Question
We have observed when an entity update has happened using a partial override update all attributes are retained in the final entity but when we check on history at the different timestamp, we noticed that system deletes the attributes and add them back later.
However, the major issue here is, that when the update has been posted, the entity changed the message posted to the AWS SQS queue without that dropped attributes and this is causing the downstream team not to get the latest member updates.
Answer
The historical slice scenario falls into the "working as designed" where:
- We have an entity with an attribute value A that was created at time 0.
- Operation1 started at time 1 and the operation added attribute value B and finished at time 1 end.
- Operation2 started at time 2 and the operation added attribute value C and finished at time 2 end.
- If time 1 < time 2 < time 2 end < time 1 end then in history we will have:
-
- time 0: attribute values = [A]
- time 1: attribute values = [A, B, C]
- time 2: attribute values = [A, C]
- It appears like attribute value B was deleted. But the attribute has not been deleted.
AWS does not guarantee the sequences, so you may receive the messages in an unexpected order.
Therefore, if you look at the following from the same profile's history, you will see that:
- 05/04 04:42:55, 1S0SO4G1 was created.
- 05/04 04:42:59, the was created (MBR_10490628500_10490628500_B0000001_Facets_310 as an integration key)
- 05/04 04:43:29 the 1CwEzcl6 merged with 1S0SO4G1 where both MBR_10490628500_10490628500_B0000001_Facets_310 and MBR_10490590400_10490590400_B0000002_Facets_310 are applied to the entity.
- 05/04 04:43:48 (according to the history), the partial update to 1S0SO4G1 occurred (where 10490590400 external member Id was added). The reality is that the partial update started and was completed milliseconds before the merge.
- The true state of the entity was the result of the merge on 05/04 where both MBR_10490628500_10490628500_B0000001_Facets_310 and MBR_10490590400_10490590400_B0000002_Facets_310 were applied.
For the processing of CRUD events, please keep in mind the following definition (refer to https://docs.reltio.com/events/messagestreamingcrud.html.)

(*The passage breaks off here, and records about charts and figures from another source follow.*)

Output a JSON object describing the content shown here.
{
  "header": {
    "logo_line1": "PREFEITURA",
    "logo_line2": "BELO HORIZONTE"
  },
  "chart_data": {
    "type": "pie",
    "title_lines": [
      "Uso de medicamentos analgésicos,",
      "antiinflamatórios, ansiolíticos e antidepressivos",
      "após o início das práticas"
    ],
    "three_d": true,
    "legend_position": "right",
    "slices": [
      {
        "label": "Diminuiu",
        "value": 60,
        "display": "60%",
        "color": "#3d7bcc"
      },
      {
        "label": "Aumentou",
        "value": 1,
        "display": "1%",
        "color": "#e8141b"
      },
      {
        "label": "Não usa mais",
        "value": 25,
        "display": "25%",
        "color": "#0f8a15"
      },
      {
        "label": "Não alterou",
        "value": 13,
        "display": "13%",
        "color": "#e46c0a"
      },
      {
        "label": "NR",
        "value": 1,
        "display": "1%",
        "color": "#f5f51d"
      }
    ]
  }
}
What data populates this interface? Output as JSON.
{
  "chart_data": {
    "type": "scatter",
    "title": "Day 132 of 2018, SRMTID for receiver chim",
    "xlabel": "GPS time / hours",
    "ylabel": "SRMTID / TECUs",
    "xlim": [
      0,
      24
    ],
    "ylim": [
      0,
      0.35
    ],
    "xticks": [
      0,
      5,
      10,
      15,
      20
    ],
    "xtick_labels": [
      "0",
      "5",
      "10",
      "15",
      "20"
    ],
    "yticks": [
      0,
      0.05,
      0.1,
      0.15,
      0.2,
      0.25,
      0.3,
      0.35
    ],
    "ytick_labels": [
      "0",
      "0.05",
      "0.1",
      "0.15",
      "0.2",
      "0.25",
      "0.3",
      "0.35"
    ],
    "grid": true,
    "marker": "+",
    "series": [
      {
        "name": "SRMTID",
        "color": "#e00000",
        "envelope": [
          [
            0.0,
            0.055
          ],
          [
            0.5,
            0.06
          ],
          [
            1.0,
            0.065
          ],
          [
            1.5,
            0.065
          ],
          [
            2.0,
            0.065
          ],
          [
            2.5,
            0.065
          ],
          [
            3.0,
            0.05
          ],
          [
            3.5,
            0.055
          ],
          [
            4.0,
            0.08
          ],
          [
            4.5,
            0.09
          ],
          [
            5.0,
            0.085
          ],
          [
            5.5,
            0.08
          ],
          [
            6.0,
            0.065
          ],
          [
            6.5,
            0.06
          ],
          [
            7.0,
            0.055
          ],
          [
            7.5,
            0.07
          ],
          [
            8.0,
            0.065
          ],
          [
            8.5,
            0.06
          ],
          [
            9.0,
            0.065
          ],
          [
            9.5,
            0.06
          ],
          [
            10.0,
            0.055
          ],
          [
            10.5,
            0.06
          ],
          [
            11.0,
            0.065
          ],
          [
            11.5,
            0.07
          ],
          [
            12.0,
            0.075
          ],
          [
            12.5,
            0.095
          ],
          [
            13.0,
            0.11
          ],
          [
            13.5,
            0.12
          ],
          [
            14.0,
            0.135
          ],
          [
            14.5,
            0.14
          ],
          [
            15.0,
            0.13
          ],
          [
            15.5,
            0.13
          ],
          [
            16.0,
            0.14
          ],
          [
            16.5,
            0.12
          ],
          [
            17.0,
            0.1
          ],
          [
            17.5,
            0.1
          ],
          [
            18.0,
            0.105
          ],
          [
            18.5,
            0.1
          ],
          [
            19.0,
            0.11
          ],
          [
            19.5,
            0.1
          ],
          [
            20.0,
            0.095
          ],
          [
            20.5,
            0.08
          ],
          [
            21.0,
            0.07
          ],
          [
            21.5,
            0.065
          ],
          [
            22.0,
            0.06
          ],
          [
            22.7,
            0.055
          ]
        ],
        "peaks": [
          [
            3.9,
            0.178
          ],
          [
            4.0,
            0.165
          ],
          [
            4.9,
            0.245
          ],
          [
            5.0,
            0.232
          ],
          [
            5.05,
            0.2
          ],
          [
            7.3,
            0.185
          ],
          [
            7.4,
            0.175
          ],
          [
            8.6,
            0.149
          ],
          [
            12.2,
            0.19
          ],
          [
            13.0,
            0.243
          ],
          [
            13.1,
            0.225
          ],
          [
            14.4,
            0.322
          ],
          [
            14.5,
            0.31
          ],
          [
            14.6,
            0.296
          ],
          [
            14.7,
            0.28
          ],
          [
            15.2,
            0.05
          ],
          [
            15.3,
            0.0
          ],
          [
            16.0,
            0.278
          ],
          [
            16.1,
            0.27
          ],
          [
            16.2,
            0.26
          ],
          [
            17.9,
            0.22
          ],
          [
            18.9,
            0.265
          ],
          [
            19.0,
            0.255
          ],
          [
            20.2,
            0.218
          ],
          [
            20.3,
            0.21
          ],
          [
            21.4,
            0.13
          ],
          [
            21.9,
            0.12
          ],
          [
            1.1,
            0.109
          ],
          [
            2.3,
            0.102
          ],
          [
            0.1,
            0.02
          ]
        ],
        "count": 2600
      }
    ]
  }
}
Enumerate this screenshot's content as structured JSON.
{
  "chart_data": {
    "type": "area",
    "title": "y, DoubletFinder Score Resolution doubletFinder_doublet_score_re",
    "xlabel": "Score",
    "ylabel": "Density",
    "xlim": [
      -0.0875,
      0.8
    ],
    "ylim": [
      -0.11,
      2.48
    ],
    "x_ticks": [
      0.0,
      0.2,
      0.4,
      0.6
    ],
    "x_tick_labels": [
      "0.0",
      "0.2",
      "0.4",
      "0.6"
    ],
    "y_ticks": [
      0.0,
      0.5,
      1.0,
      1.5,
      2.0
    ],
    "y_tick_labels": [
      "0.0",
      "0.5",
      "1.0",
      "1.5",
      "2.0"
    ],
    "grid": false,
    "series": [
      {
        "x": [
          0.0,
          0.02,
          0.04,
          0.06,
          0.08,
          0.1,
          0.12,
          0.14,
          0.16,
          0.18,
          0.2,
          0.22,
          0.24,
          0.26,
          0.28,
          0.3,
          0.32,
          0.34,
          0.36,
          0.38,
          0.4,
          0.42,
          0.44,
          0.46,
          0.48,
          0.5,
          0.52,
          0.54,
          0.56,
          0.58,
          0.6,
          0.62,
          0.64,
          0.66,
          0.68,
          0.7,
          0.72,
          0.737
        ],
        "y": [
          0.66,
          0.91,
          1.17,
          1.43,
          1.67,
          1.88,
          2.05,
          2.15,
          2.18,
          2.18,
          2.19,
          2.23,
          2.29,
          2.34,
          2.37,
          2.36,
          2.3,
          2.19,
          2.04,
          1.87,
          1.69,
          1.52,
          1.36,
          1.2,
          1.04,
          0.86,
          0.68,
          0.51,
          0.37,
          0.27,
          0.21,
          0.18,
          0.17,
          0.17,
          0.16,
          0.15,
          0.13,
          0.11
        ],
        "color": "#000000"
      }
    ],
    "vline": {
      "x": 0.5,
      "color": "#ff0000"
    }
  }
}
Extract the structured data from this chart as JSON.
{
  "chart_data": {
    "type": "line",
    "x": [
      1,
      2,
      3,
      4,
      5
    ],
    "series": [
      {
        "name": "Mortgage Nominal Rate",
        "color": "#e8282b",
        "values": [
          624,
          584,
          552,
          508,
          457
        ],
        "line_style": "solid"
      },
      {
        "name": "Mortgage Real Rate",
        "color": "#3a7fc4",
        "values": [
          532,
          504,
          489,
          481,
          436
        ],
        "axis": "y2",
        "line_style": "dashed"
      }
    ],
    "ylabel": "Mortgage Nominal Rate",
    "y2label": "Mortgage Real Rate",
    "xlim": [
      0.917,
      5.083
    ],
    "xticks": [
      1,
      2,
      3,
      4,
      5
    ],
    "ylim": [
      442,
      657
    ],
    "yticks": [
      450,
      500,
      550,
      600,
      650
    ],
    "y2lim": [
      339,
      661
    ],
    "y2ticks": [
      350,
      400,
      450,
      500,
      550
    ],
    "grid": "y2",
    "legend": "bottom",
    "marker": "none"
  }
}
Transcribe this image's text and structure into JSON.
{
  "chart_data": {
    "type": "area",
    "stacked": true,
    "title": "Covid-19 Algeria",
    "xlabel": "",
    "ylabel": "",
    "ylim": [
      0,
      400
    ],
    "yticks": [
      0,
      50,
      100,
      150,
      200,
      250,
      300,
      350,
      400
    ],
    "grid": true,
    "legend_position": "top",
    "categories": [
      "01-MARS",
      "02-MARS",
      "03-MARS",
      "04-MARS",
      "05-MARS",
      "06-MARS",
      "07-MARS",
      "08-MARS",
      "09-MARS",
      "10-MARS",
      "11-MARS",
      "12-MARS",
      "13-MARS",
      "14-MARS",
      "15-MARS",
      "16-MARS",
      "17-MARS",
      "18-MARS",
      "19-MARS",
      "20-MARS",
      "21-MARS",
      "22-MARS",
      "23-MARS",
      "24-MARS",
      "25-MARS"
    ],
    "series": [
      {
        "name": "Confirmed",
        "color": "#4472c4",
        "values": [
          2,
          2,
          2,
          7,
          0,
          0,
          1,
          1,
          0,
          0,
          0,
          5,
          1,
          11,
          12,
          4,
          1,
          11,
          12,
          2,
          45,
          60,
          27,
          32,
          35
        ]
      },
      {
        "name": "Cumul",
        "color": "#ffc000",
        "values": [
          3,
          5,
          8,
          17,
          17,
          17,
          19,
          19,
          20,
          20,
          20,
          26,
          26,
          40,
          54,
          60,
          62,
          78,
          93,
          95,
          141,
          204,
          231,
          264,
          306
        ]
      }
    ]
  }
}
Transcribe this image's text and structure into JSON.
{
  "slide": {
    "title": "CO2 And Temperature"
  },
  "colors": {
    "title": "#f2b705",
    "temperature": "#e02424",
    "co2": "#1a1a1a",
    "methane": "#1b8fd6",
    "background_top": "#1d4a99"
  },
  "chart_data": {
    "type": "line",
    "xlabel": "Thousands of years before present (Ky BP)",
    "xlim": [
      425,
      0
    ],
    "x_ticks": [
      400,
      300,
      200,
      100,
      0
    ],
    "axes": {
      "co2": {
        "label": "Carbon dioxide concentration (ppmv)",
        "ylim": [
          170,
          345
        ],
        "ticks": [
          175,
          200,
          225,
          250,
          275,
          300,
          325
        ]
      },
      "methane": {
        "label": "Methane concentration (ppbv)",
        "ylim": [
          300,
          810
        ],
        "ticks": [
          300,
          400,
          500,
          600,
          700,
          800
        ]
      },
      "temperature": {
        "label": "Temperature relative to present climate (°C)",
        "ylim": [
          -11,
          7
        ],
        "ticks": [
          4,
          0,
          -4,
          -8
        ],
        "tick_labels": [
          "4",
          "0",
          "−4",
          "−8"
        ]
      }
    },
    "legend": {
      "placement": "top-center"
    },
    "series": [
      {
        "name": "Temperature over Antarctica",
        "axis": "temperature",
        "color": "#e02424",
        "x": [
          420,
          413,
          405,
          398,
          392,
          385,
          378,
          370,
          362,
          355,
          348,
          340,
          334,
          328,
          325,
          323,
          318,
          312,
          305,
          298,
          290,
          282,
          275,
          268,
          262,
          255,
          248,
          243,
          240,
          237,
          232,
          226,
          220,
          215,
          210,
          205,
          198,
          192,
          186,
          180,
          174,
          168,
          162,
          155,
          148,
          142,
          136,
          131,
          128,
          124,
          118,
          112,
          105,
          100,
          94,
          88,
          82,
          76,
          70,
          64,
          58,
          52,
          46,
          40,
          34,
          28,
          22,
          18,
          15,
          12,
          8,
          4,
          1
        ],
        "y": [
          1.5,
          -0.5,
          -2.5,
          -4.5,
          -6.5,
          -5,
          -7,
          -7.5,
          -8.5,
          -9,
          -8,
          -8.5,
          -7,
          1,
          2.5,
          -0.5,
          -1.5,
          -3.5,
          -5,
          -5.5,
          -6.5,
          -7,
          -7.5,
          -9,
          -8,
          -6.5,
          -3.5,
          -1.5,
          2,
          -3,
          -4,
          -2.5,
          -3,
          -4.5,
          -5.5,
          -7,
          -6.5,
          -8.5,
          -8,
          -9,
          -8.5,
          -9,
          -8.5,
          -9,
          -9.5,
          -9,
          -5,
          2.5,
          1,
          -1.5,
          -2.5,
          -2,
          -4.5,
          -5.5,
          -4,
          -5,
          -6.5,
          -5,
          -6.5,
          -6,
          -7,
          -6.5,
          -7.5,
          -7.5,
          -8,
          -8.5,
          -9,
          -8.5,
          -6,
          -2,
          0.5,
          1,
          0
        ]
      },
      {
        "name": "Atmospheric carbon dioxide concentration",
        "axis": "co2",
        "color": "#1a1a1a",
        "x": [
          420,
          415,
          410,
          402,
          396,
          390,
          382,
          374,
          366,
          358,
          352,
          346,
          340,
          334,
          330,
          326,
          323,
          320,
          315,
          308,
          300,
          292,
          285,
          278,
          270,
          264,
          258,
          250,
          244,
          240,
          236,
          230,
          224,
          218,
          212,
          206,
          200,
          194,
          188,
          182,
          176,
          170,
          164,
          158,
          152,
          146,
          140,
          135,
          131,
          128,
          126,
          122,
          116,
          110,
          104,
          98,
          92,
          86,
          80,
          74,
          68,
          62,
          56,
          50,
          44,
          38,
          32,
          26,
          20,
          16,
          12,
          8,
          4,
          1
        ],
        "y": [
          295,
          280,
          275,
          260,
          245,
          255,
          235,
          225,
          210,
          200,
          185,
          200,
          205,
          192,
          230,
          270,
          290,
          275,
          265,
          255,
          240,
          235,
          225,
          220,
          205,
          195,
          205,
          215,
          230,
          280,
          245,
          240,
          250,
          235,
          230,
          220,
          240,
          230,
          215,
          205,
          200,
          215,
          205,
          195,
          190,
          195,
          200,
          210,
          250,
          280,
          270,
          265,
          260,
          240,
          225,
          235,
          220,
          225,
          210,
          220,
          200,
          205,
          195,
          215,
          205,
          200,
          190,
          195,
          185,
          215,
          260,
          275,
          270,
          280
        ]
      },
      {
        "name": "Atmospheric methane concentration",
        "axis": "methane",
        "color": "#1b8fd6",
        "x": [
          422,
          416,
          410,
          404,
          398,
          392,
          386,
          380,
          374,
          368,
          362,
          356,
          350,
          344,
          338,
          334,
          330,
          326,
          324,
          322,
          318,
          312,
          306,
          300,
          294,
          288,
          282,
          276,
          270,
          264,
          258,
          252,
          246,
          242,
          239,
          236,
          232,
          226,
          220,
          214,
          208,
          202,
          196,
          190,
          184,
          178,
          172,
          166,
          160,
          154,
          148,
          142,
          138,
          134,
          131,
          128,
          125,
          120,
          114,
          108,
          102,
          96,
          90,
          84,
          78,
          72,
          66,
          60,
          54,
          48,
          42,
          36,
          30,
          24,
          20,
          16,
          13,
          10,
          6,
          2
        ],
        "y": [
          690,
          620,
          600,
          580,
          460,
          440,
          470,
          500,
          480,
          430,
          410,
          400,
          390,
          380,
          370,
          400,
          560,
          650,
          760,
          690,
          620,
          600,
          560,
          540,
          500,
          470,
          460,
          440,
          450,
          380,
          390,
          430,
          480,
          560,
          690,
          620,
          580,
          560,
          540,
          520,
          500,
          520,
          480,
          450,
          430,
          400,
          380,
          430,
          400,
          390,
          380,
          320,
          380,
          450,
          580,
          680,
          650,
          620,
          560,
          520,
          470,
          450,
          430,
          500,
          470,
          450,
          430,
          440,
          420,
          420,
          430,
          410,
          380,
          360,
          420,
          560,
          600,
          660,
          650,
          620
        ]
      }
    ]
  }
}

Note: If you are processing messages using message streaming, to identify the latest event
amongst several events for an object, use the objectVersion property. The objectVersion
property identifies the message with the latest object state. For more information,
see CRUD Events.
You cannot use the timestamp in the createdTime and updatedTime properties since it is
only used to indicate the start of the operation that creates or updates the object record.
The timestamp does not indicate the time when the object record is committed to the database.
When two or more operations are executed simultaneously, the updatedTime property may not
reflect the latest object state if one operation started earlier than the other but is not
committed to the database immediately.